Stinchcombe John R, Simonsen Anna K, Blows Mark W
Department of Ecology and Evolutionary Biology, University of Toronto, Toronto, Ontario, M5S3B2, Canada; Centre for Genome Evolution and Function, University of Toronto, Toronto, Ontario, M5S3B2, Canada.
Evolution. 2014 Apr;68(4):1188-96. doi: 10.1111/evo.12321. Epub 2013 Dec 19.

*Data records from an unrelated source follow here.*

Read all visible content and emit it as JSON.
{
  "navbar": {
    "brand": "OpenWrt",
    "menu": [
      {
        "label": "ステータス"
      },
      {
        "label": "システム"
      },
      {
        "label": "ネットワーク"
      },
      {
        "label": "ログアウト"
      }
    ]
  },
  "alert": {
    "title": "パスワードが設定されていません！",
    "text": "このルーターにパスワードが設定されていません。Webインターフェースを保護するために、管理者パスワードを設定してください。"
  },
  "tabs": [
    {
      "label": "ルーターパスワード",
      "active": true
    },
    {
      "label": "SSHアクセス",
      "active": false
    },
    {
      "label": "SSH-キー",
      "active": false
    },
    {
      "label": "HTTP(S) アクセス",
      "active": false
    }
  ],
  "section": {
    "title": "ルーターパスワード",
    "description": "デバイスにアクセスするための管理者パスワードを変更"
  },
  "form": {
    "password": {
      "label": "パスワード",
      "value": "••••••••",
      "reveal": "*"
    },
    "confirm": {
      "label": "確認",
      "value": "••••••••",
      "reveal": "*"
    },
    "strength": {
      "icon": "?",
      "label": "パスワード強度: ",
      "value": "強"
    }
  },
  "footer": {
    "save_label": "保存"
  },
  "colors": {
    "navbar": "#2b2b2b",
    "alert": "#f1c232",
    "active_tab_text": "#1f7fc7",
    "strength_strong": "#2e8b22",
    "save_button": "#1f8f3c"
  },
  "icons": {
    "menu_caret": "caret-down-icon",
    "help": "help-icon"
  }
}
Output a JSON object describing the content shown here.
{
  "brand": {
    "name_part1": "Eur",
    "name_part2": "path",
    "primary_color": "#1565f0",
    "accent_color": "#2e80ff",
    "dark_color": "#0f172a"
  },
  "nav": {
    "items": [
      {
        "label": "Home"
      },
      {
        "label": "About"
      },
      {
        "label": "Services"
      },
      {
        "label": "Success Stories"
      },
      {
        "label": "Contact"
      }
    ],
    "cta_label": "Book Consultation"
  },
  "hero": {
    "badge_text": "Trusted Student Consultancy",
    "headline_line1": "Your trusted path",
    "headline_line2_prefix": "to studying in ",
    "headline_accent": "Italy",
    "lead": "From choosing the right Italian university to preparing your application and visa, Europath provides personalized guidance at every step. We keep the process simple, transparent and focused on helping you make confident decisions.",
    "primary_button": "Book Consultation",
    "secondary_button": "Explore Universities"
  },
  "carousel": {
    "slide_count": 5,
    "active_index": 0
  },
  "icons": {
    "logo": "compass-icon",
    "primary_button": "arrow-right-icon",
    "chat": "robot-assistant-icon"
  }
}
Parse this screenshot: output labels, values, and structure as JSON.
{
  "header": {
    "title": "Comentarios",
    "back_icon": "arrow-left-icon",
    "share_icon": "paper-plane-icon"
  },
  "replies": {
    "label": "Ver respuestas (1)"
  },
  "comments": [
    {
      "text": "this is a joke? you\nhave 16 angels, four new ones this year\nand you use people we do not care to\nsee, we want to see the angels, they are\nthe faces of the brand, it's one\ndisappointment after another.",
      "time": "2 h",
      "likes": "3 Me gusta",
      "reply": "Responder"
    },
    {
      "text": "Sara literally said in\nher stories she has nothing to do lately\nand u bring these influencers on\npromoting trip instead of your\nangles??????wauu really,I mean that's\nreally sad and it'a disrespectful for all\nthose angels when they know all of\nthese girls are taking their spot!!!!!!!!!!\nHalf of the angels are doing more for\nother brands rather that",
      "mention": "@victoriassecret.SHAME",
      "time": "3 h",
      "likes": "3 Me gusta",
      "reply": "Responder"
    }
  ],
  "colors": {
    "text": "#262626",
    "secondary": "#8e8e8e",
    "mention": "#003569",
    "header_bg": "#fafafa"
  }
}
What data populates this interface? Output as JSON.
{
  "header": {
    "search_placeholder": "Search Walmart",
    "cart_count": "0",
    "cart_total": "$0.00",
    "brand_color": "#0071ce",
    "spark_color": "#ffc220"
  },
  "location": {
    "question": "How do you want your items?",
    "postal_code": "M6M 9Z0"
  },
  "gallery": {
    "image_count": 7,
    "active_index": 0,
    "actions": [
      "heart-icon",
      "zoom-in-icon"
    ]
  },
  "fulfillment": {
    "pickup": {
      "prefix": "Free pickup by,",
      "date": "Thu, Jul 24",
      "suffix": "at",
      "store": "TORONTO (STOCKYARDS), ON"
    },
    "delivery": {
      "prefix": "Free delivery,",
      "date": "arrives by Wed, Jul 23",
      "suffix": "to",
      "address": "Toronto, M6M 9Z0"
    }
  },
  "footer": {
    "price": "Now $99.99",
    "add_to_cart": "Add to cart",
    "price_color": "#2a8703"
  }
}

Predicting the responses to natural selection is one of the key goals of evolutionary biology. Two of the challenges in fulfilling this goal have been the realization that many estimates of natural selection might be highly biased by environmentally induced covariances between traits and fitness, and that many estimated responses to selection do not incorporate or report uncertainty in the estimates. Here we describe the application of a framework that blends the merits of the Robertson-Price Identity approach and the multivariate breeder's equation to address these challenges. The approach allows genetic covariance matrices, selection differentials, selection gradients, and responses to selection to be estimated without environmentally induced bias, direct and indirect selection and responses to selection to be distinguished, and if implemented in a Bayesian-MCMC framework, statistically robust estimates of uncertainty on all of these parameters to be made. We illustrate our approach with a worked example of previously published data. More generally, we suggest that applying both the Robertson-Price Identity and the multivariate breeder's equation will facilitate hypothesis testing about natural selection, genetic constraints, and evolutionary responses.
预测对自然选择的响应是进化生物学的关键目标之一。实现这一目标面临的两大挑战是,人们意识到许多自然选择的估计可能因性状与适合度之间环境诱导的协方差而存在高度偏差,而且许多估计的选择响应并未纳入或报告估计中的不确定性。在此,我们描述了一个融合罗伯逊 - 普赖斯恒等式方法和多变量育种者方程优点的框架的应用,以应对这些挑战。该方法能够在无环境诱导偏差的情况下估计遗传协方差矩阵、选择差、选择梯度和选择响应,区分直接和间接选择以及选择响应,并且如果在贝叶斯 - MCMC框架中实施,还能对所有这些参数的不确定性进行统计稳健的估计。我们用一个已发表数据的实例来说明我们的方法。更一般地说,我们建议同时应用罗伯逊 - 普赖斯恒等式和多变量育种者方程将有助于对自然选择、遗传限制和进化响应进行假设检验。